What internet memes do — what the meme that started this blog did — is oversimplify, because on the internet, simplicity is king. That’s why so many memes are crude line drawings, or this sort of simple joke. They use the same photos again and again, and the same font, and the same sentence structures and joke patterns because those things have been selected, have proven successful in the past, have been propagated and reproduced.

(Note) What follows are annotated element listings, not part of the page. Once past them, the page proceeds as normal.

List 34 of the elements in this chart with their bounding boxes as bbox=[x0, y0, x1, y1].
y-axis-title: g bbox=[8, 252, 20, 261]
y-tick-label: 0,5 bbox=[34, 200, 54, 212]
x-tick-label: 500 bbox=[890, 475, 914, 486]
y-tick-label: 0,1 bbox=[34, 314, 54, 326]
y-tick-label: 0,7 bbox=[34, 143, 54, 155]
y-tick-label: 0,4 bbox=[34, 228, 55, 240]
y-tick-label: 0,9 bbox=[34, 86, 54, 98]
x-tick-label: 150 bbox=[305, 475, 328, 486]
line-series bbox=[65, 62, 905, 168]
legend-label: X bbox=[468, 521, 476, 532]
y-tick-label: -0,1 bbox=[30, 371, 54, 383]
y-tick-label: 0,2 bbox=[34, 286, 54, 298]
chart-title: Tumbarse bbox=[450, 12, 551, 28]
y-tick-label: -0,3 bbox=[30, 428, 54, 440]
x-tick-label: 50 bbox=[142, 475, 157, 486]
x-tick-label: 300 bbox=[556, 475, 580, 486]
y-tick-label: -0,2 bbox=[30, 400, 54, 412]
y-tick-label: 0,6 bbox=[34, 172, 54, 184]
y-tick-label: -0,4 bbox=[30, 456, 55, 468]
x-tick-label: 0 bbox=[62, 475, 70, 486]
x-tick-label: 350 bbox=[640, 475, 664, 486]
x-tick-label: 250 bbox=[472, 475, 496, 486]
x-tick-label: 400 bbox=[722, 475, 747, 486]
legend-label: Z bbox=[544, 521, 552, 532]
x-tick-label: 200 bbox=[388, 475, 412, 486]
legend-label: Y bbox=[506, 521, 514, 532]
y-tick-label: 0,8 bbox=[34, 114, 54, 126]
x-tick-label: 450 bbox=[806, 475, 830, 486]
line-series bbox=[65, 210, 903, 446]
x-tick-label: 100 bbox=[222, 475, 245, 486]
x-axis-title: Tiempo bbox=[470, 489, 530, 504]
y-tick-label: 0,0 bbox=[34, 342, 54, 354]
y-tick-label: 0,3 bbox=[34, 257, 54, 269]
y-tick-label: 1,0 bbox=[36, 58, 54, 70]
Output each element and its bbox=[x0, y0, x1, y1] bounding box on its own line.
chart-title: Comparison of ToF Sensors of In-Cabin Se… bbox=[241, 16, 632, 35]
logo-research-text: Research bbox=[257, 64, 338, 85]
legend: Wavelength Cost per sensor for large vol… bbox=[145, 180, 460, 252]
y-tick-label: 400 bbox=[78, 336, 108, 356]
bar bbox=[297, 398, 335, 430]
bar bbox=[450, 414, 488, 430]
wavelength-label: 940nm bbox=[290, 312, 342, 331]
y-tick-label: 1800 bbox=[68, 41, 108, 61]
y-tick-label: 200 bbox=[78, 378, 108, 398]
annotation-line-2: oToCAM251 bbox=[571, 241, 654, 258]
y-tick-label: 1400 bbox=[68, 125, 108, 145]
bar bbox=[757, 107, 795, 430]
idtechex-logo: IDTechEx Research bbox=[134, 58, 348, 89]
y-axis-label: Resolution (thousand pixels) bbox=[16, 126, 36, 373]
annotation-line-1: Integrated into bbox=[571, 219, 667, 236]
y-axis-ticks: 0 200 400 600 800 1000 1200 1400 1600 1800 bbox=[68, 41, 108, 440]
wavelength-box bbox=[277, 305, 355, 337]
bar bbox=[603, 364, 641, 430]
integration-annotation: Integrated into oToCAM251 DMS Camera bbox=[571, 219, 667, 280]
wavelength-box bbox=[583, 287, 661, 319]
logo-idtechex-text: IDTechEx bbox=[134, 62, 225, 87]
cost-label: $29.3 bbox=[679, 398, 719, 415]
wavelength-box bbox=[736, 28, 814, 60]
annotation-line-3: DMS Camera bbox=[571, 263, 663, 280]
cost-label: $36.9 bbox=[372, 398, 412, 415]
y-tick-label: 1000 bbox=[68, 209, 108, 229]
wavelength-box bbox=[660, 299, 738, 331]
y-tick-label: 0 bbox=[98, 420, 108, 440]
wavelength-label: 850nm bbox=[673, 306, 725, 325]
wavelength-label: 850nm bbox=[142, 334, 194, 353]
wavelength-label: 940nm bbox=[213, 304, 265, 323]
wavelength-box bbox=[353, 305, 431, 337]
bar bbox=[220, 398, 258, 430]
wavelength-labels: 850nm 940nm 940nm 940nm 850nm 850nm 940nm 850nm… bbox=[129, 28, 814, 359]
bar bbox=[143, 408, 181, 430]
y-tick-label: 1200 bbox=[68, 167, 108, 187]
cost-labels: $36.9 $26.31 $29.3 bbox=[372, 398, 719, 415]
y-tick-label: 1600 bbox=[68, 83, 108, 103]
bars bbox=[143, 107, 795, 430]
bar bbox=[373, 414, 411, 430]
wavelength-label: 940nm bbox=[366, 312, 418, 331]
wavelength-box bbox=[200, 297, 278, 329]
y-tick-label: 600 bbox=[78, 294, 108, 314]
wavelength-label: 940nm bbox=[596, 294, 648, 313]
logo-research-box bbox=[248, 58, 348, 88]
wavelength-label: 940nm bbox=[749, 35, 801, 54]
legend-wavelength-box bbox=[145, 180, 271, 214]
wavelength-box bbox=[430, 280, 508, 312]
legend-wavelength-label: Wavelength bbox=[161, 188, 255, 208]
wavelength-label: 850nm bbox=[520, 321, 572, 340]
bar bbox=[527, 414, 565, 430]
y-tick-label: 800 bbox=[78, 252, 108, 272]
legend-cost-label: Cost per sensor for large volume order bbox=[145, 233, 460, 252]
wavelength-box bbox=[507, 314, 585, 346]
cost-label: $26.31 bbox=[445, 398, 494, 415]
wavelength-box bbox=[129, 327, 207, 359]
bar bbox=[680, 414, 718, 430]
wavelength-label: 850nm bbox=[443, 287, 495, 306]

And all of that’s fine. Memes are jokes, and plenty of them are funny — this one cracks me up:

And this one is not only funny but true:

But none of the things that make these successful memes make them good thoughts or good arguments. Just — good at grabbing people’s attention so they click “Share.”

So for that, this meme

is successful, because it has an interesting enough idea, formulated in an eye-catching way — with a picture that is both relatable and idealized, because that guy looks ordinary and also badass; and using the all-caps font with red for a highlight; short words, simple sentences, rhetorical question — and so it was shared. And it is also successful in that it provokes thought: it took me some time to work my way through the meme’s rhetorical question and come to my answer. Time spent thinking is always good.

The answer is: no. It is not time the 80 million gun owners in America get the same treatment. First because gun ownership is not a religion, and the analogy doesn’t work. Second because although there is a right to self-defense, it should not be realized through firearms, which are unnecessarily deadly even when used to protect one’s self. The Second Amendment is wrong: arms should be regulated, for the safety of all, because private gun ownership creates as much danger as it eliminates, and generally more; the presence of weapons creates a feeling of safety far more often than it creates actual safety, and yet those weapons are most often used to do more harm than could be done without them. We could certainly get into a debate about personal liberty versus safety — so long as nobody quotes the Benjamin Franklin meme. Which oversimplifies and relies entirely on the persuasive power of the author’s name.

Lastly, the answer is No because, simply put, gun owners have never been treated the way that Muslims have. Yes, massacres that have been carried out with firearms have led to calls for gun control — but thanks to the Second Amendment, they have never led to even the beginning of a discussion of banning guns. Armed police and military are expected and appreciated. The only gun law that was passed using a mass shooting as impetus, the Brady Bill’s ban on assault weapons, was allowed to expire, because gun owners and manufacturers made it pointless. We can still buy extended clips like Jared Lee Loughner used in Tucson when he shot Gabrielle Giffords and 18 others — without reloading — and we can still buy weapons online as James Holmes did before he shot 82 people in Aurora. People speak out against guns, as they do against Muslims (And let me note the prejudice inherent within the meme itself, when it claims that every terrorist attack is related to Islam — only days after Dylann Roof killed nine people in a church in South Carolina. With a gun given to him for a birthday present, and therefore requiring no background check. He could also have done what Adam Lanza did, and used his parents’ guns.), but no laws ever pass, no action is ever taken. No innocent gun owners are beaten in the streets as happened after 9/11; no gun owners are unfairly targeted in airport searches; nothing has been done that is analogous to the Bible Belt states’ bans on Sharia law. No Baptist preachers are burning Guns & Ammo.

We have not yet invaded Austria to eliminate the Glock company.